Nunca le vi los pies desnudos. Nunca mencionó palabra acerca de mi abuelo (igual mi padre). Era pequeña, tan delgada como cabra en canícula, con arrugas sobre las arrugas, párpados sobre los párpados; sus pantorrillas, dos bambúes forrados por piel que parecía pergamino, salidos de una falda de monja; pergaminos igual los brazos que emergían de una blusa color blanco percudido, tras un babero cuadriculado de cocinera. Su nariz tenía, al flanco izquierdo, una verruga color gangrena, y otra igual, pero ésta con una cana al medio, en la barbilla. Su largo y bien cepillado pelo, albo con nubes acerinas, lo amarraba con un pedazo de agujeta a su nuca, en una desordenada, por lo mismo más realista, cola de caballo. Como pueden ver, mi abuela parecía la estampa de una bruja dibujada por Walter Disney.

Siempre se jactó de nunca haber trabajado, cosa que a sus hijos forraba de colorada vergüenza. Yo alguna vez la oí nombrarse: arrabalera, comentario que me empujó a enterrar la barbilla en el pecho. Pese a todo, era una mujer auténtica, independiente hasta su penúltimo paso; antes que la demencia senil la arrastrara a los paramos de la confusión y el olvido irreversible.

Vivió su vejez, que a algunos nos pareció que había entrado en ella hacía cuarenta años y a otros medio siglo, con una precaria economía que apenas alcanzaba a cubrir sus gastos, suministrada a cuentagotas por tres de sus vástagos. Aún así atravesaba muchas calles hasta el centro de Azcapotzalco para mendigar el pan frío de las panaderías, apartando el dulce, que al paso de los días se volvía duro, para ofrecérmelo los domingos que iba a visitarla. No pidas pan, mamá, yo traigo pan, refunfuñaba mi padre con un dejo de dolorosa humillación en la voz.

Todos los juguetes que encontraba tirados en la calle durante sus incursiones a paso torpe y entrecortado hacia el mercado, incluyendo los muñecos que mi padre sospechaba que a veces robaba a otros niños, resultaban obsequios, humildes regalos, ya fuera un amputado soldadito, un luchador de plástico con las manos mordidas, un coche sin ruedas, un trompo sin punta o hasta una Barbie desnuda y sin extremidades.

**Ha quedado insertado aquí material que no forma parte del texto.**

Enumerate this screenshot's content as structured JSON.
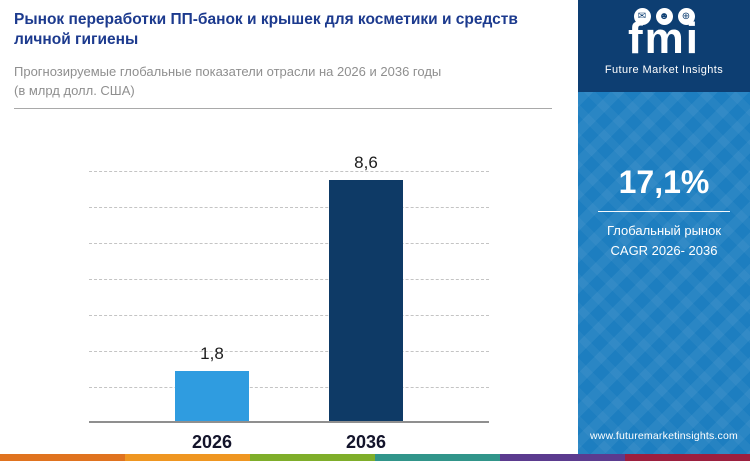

Así, ya pasado un tiempo, depositó en mis manos una bolsa enorme de canicas, tan pesada que apenas podía con ella, cientos de canicas, de todas las formas y tamaños: bombochas, meteoros, agüitas, diablitos, ojos de gato, lisas, tréboles, ágatas, galaxias, viudas; algunas estaban cascadas, otras lucían intactas. Intenté una y otra vez contarlas, pero era como contar estrellas, siempre sucumbí ante la admiración a su belleza antes de llegar a cien.

Mi papá me dijo que tenía que tener cuidado con ellas, no perderlas a lo pendejo, expresó, ya que él juraba haberla visto irlas atesorando a través de las décadas. Hasta abría la trompa de los pomos de ‘bacacho’ para sacar la chiquita, relataba. Fueron días felices en el patio de la escuela, en el patio de la casa y en la tierra de las jardineras de ‘las canchitas’. Lejos de obedecer el consejo-advertencia de mi padre, fui un millonario que despilfarra sus preciosas perlas como si fuera Cristo ante los cerdos. En sólo un mes, mis arcas habían disminuido a casi la mitad, y lejos de mejorar mis lances, me había convertido en un bodrio.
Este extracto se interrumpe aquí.